Money as a medium of exchange, and a store of value, has gone through many avatars as civilizations have surged and ebbed. Precious metals, precious stones, cowrie shells, rice–at various times in various places, these things have been used either as currency, or as an asset backing currency.

This book is basically focussed on the new kids on the block—the cryptocurrencies—although it takes a quick look in passing at historical trends in currencies. Cryptocurrencies are a 21st century invention and, according to their advocates, the future of money.

Most people have only a very dim concept of how and why cryptos work. While these digital artefacts have been at the centre of innumerable controversies and enabled several types of crimes, (including some new ones,) these are also among the most interesting of innovations.
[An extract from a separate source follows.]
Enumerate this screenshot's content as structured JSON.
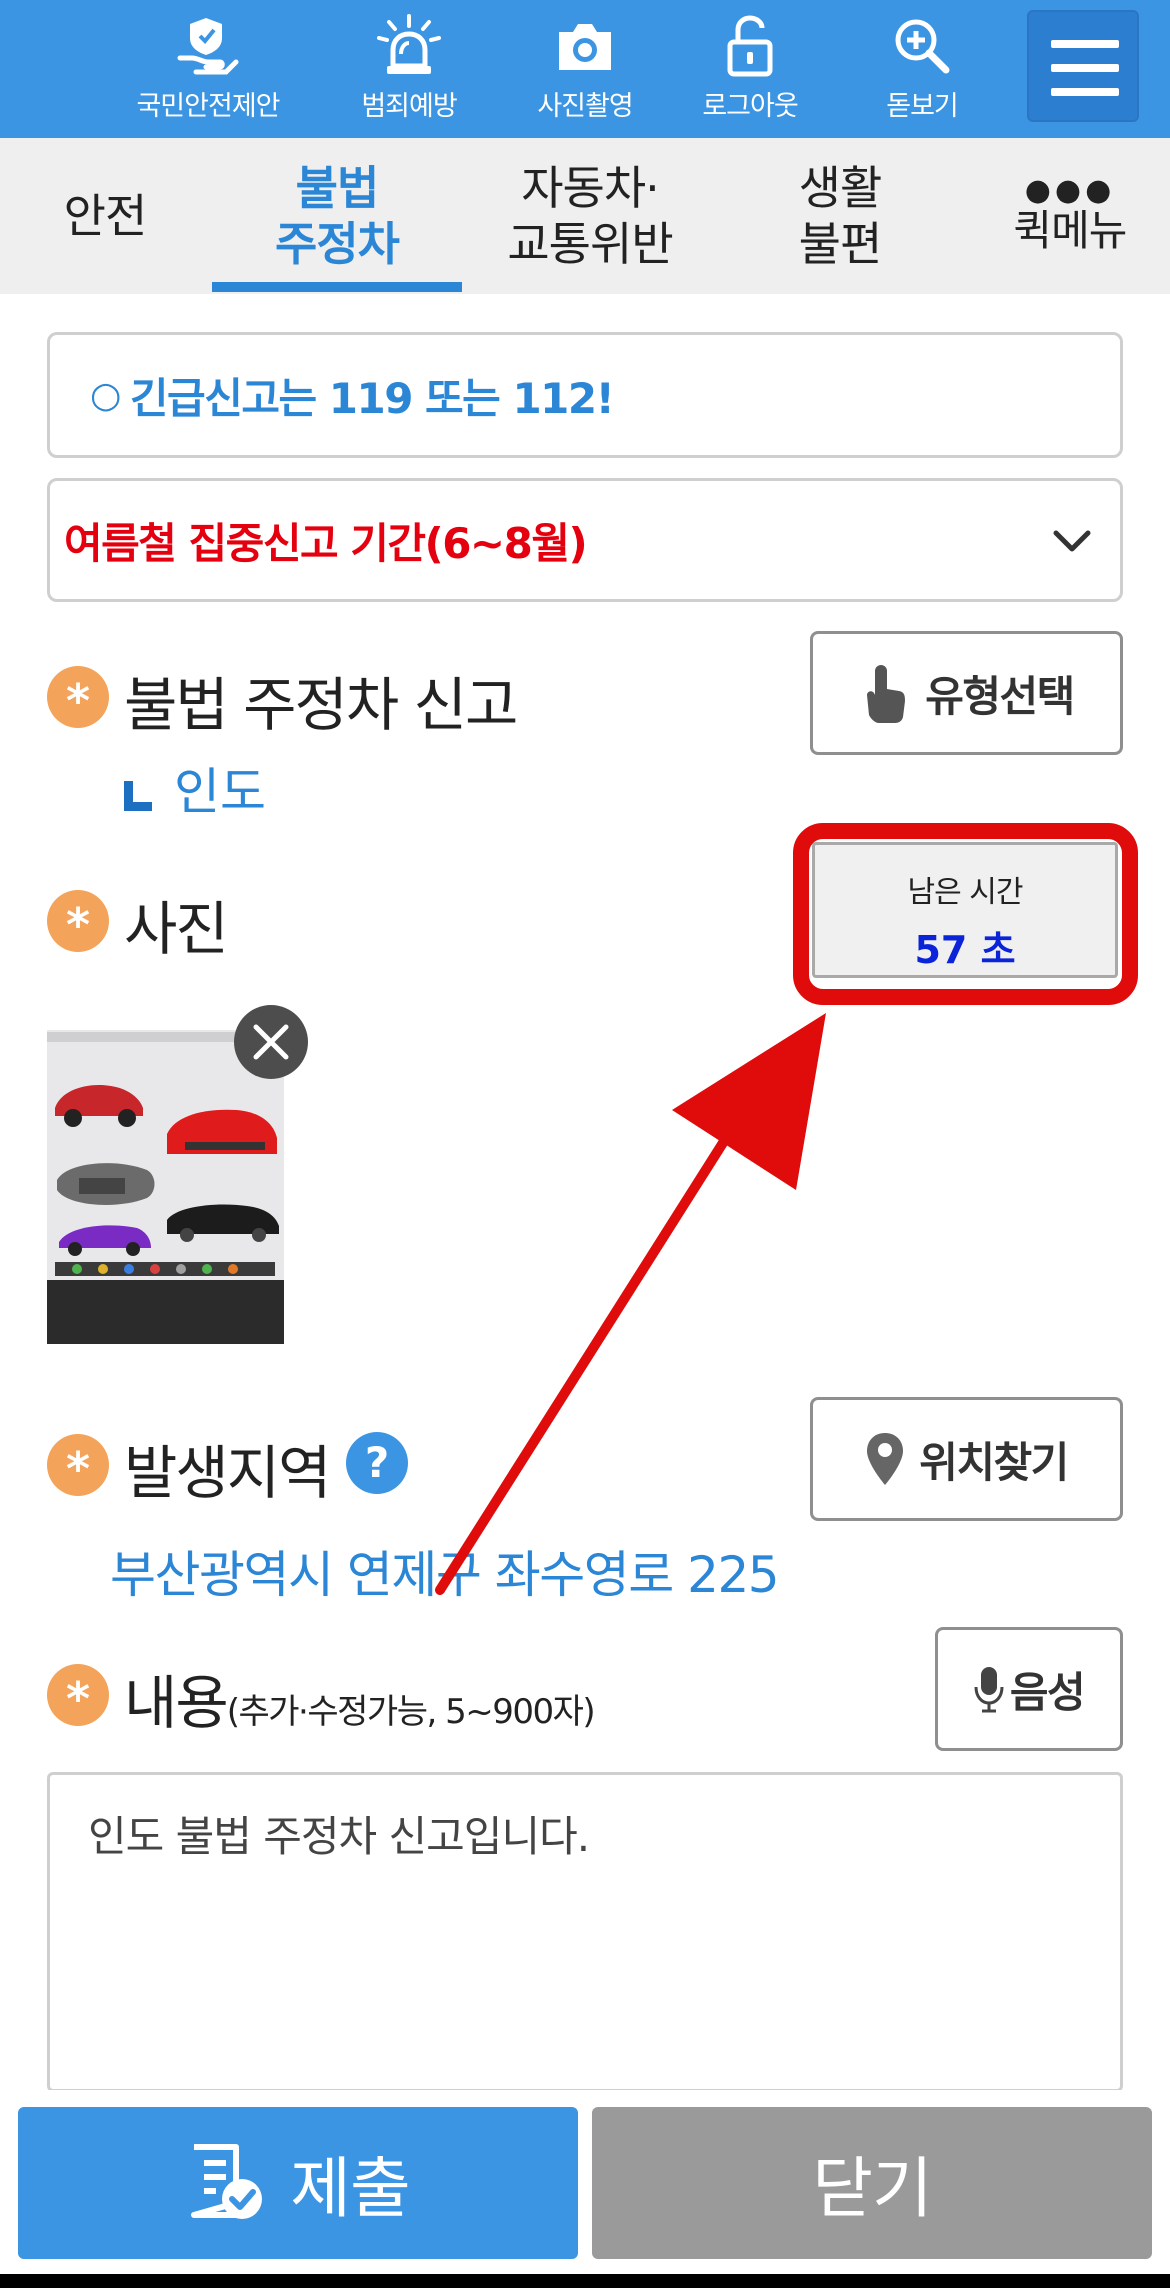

To understand how cryptos work, and when they don’t, we need an explanation of how these are constructed as well as the economic implications of having such instruments around. Raghavan provides a sound introduction to the subject.

As the book explains, cryptos have forced central banks in particular, and economists in general, to examine the underlying logic of currencies and their management. They have also, almost accidentally, enabled the development of new digital instruments that offer both powerful defences against fraud, and the capability to enforce ironclad contracts between strangers without need for legal intervention.

In 2008, the financial world, which was already in crisis, received a tectonic shock. A pseudonymous hacker (or maybe a consortium) using the handle ‘Satoshi Nakamoto’ wrote an academic paper laying out the mathematical prerequisites for creating a new digital currency.